There will always be a pull on Christians to compromise the truth of the gospel for what may be more pleasing to me (or men), for what may seem to be “wise,” or for what may be easy. Paul said in Galatians 1:10, “For do I now persuade men, or God? Or do I seek to please men? For if I still pleased men, I would not be a bondservant of Christ.” How important it is to hold onto the only gospel of Jesus! What principles does Paul show from this verse and context?

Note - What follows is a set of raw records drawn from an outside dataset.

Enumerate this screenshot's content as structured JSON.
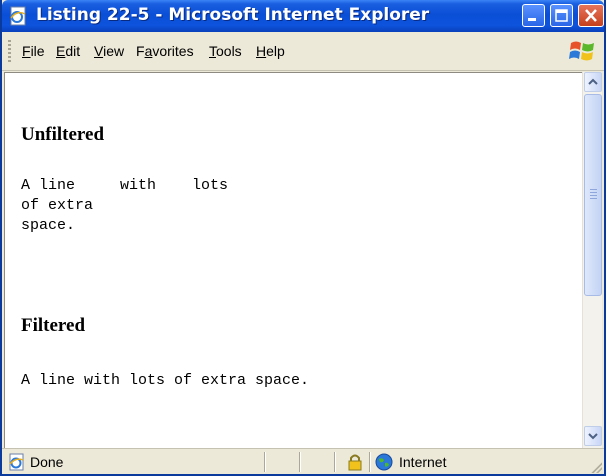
{
  "window": {
    "title": "Listing 22-5 - Microsoft Internet Explorer"
  },
  "menu": {
    "file": {
      "prefix": "",
      "key": "F",
      "rest": "ile"
    },
    "edit": {
      "prefix": "",
      "key": "E",
      "rest": "dit"
    },
    "view": {
      "prefix": "",
      "key": "V",
      "rest": "iew"
    },
    "favorites": {
      "prefix": "F",
      "key": "a",
      "rest": "vorites"
    },
    "tools": {
      "prefix": "",
      "key": "T",
      "rest": "ools"
    },
    "help": {
      "prefix": "",
      "key": "H",
      "rest": "elp"
    }
  },
  "content": {
    "heading_unfiltered": "Unfiltered",
    "pre_unfiltered": "A line     with    lots\nof extra\nspace.",
    "heading_filtered": "Filtered",
    "pre_filtered": "A line with lots of extra space."
  },
  "status": {
    "text": "Done",
    "zone": "Internet"
  },
  "colors": {
    "title_bar": "#0a4fd6",
    "chrome": "#ece9d8",
    "close_button": "#c6401c"
  },
  "icons": {
    "app": "ie-page-icon",
    "minimize": "minimize-icon",
    "maximize": "maximize-icon",
    "close": "close-icon",
    "windows_logo": "windows-logo-icon",
    "status": "ie-page-icon",
    "security": "lock-icon",
    "zone": "globe-icon"
  }
}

Being a servant of God means I seek to always please God. There was a time in Paul’s life, when he pleased the Jewish “higher-ups” by dragging Christians off to prison and breathing out threats and murders against them (Acts 7:58, 8:1- 3; 9:1-2). Yet, after Paul’s meeting with the Lord, he always sought to please God. A change in allegiance from darkness to light means we cannot try to be a friend of the world and also a friend of God (cf. Jas. 4:4; 1 Pet. 2:9-10).
Often, men will not be pleased when we choose to please God. The very hands that patted Paul on the back for his zealous persecution of the church now tried to seize him and put him to death (Acts 9:23-25; 24:5-9). As Christians make moral choices in the midst of an immoral world, Jesus told us to expect that they will hate us for it (John 15:18-19). Yet, we show our allegiance to God when the world looks and sees we are not of it (1 John 3:1).
I should never confuse agreeing with men with being agreeable to men. Paul, in his Christian life, tried to reach his fellow Jews (Rom. 10:1-2). He was reasonable (Acts 9:20-22), humble (1 Cor. 9:19), willing to change approaches (1 Cor. 9:20-22), and compassionate (Acts 16:27-31). There is a difference between “contending for the faith” and being “contentious for the faith.” With one arm we hold fast to the gospel of Christ, but with the other we stretch to try to reach men. We cannot and dare not confuse the two!
We are accountable to God for how we treat the gospel. In Galatians, Paul is ready to fiercely defend the gospel because of the false teachers who are assaulting it and the faith of those who believed in the gospel. He says “another gospel” is not the same as the “only gospel” and he invokes the strongest curse to anyone who would want to corrupt it (Gal. 1:6-10). If God’s word is sure, we had better be careful how we treat it, what it says, and how we apply it! If we fail to remember it is from the Creator and Judge of all, we might corrupt it to our own destruction! God help us to handle the Word of God carefully!